A very unpleasant situation occurred a bit into the Volga. After we had anchored at a side-river, a small aluminium boat with two drunk fishermen arrived. They put their boat next to ours in a very clumsy way and started yelling and causing a commotion. We did not like their company so we pushed away their boat from ours. They protested and told us that we did not like their company and that we "townspeople" from Moscow and were not welcome in "their" waters. We pulled up our anchor and tried to escape the scene, but they wouldn't give up. They followed us and started threatening to ram our sail boat (100kg row-boat versus 2.5 ton sailboat). They kept following us for half an hour and we thought that we had to come up with something. In St Petersburg we had bought us some flares and I tried to fire off one over their boat. The flare went a bit in the wrong direction but it worked and they went away. Fifteen minutes later they were back with their own flares and started shooting at us. After a while there were flares flying in every direction over the water. There was no precision in these flares and one could even hit his own boat with one. No boat or man was hit. After a while they again disappeared and we kept going for a few hours to the closest city for a rest.


Vladimir Uljanov - also known as Lenin.
After passing Kazan we started our course change to the south. Many rivers from the Urals connect here and the Volga gets broader which means better sailing waters. This broader river would take us to two historic places; Uljanovsk and Volgograd.
With the reason of Lenin founding the Soviet state, there had to be a city named in his honor. This led to his city of birth called Simbirsk being renamed to Uljanovsk. The city itself is placed high above the sea level and offers some of the most beautiful views over the Volga river. As this is the place Lenin was here a Lenin museum and market could be found. We were not allowed to buy anything at the market as we did not have any "city cards" that proved us living in the city. A visit in the Lenin Museum is something you cannot miss, but there are of course other things to do. As the wind went northward we continued our journey to the south.

Lenin museum


Liberty statue i Volgograd

After a week of sailing we finally arrived at Volgograd, the next milestone in our journey. After Volgograd we had the river of Don and 18 more locks ahead.
In Volgograd the battle of Stalingrad was fought (the city name during the Stalin-times).

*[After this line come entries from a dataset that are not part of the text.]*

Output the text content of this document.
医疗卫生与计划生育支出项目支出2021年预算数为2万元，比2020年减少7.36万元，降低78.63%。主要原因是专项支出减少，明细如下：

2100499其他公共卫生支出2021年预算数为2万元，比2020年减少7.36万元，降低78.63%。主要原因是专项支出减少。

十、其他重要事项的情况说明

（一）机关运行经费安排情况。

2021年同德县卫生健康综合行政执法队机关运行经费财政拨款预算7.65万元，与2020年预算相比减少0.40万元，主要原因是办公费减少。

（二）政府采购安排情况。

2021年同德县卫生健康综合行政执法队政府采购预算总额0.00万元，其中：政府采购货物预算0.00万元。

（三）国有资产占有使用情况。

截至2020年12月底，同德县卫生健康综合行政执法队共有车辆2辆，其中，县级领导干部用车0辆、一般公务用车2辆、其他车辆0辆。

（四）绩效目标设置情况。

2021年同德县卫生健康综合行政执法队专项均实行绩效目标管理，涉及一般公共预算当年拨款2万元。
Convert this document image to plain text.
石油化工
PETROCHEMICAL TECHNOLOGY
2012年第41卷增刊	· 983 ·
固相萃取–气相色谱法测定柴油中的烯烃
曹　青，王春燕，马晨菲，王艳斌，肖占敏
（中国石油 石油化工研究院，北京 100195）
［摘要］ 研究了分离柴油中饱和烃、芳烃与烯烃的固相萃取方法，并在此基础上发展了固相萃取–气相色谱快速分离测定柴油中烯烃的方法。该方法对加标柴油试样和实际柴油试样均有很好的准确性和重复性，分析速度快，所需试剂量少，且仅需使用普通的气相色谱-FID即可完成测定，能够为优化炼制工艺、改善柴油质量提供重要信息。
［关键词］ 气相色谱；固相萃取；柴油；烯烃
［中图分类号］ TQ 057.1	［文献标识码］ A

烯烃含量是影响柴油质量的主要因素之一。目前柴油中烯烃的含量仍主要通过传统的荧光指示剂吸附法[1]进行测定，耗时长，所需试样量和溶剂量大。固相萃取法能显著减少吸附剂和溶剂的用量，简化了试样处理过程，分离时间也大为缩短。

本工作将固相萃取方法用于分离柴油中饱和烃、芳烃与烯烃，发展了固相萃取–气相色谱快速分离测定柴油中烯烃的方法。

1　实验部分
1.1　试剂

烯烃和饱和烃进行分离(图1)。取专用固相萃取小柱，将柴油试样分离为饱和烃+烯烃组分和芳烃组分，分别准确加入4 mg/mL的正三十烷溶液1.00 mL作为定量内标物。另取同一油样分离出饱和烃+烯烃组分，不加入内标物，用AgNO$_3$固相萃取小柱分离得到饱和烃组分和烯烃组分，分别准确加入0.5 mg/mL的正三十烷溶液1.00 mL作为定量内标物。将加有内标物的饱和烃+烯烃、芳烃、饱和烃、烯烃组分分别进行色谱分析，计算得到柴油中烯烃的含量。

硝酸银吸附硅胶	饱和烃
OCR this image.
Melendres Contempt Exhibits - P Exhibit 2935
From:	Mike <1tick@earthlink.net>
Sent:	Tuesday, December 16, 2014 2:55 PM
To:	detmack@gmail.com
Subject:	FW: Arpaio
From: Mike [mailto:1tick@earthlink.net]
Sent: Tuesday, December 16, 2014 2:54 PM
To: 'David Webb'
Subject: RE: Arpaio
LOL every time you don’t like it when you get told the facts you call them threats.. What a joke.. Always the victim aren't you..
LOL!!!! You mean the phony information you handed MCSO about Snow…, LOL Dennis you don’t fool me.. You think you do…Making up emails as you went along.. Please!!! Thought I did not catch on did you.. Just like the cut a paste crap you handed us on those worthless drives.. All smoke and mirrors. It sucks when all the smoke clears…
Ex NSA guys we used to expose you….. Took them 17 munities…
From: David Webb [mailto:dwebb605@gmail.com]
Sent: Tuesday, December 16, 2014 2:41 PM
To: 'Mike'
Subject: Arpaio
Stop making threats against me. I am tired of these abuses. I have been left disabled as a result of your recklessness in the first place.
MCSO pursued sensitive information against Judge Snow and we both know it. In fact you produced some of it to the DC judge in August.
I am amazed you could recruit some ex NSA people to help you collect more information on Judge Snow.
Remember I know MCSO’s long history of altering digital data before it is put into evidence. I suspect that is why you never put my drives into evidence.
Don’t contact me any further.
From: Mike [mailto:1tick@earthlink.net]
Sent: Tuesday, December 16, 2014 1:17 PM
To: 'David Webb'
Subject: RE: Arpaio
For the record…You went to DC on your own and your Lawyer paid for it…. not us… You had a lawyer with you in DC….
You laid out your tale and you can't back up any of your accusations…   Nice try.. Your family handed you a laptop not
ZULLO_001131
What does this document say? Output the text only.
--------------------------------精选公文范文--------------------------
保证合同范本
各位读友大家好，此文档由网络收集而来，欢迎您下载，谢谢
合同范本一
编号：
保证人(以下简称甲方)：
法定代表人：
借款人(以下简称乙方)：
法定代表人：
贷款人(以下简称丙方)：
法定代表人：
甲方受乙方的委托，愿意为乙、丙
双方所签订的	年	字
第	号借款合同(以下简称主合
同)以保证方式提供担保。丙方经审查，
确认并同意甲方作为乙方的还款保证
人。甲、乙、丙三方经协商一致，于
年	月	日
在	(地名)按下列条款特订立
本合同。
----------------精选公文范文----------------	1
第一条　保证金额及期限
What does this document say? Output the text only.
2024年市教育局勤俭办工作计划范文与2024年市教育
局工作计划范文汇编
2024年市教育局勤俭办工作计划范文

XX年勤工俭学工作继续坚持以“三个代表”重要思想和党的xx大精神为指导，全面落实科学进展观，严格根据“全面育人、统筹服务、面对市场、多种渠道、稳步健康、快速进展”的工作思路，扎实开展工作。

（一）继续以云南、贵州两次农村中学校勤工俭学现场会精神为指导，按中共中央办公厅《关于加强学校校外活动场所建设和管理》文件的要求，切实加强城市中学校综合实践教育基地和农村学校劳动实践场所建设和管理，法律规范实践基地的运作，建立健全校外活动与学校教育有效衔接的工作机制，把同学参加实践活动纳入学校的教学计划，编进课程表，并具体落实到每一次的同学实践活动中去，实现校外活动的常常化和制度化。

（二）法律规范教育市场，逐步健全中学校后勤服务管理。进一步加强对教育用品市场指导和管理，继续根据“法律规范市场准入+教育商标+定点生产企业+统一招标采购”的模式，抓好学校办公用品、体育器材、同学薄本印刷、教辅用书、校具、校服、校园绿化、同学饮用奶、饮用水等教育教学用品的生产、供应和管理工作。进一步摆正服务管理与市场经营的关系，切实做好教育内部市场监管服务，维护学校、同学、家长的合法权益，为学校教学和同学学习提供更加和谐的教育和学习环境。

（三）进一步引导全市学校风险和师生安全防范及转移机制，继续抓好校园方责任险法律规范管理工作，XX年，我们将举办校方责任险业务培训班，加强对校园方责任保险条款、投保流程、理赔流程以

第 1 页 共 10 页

This was one of the turn points during the Second World War, where Hitler's troops were surrounded and General von Paulus capitulated and the strategic place became soviet again.

Before the first Locking point in the Don river, we for the first time met a more alert locking director. He asked us about our "Captain´s certificate", to which Anjeliqa replied that we had forgotten it. We had to show my sailing license and my foreign identity, a thing we kept to our selves in previous locks. The director went very serious and started asking about papers from the KGB. Anjeliqa tried to joke it off by answering what "KGB"?? He mumbled as an answer and then asked if she was sure I wasn't a spy. Anjeliqa answered that she wasn't sure as she had caught me counting Lenin monuments several times, but that director had nothing to worry about as I had lost count after a 100. The director was pleased with the answers, and to change subject he started instructing us on how to lock, even though we had passed 25 locks before and more than half of Russia. Finally we could proceed in Don without any trouble.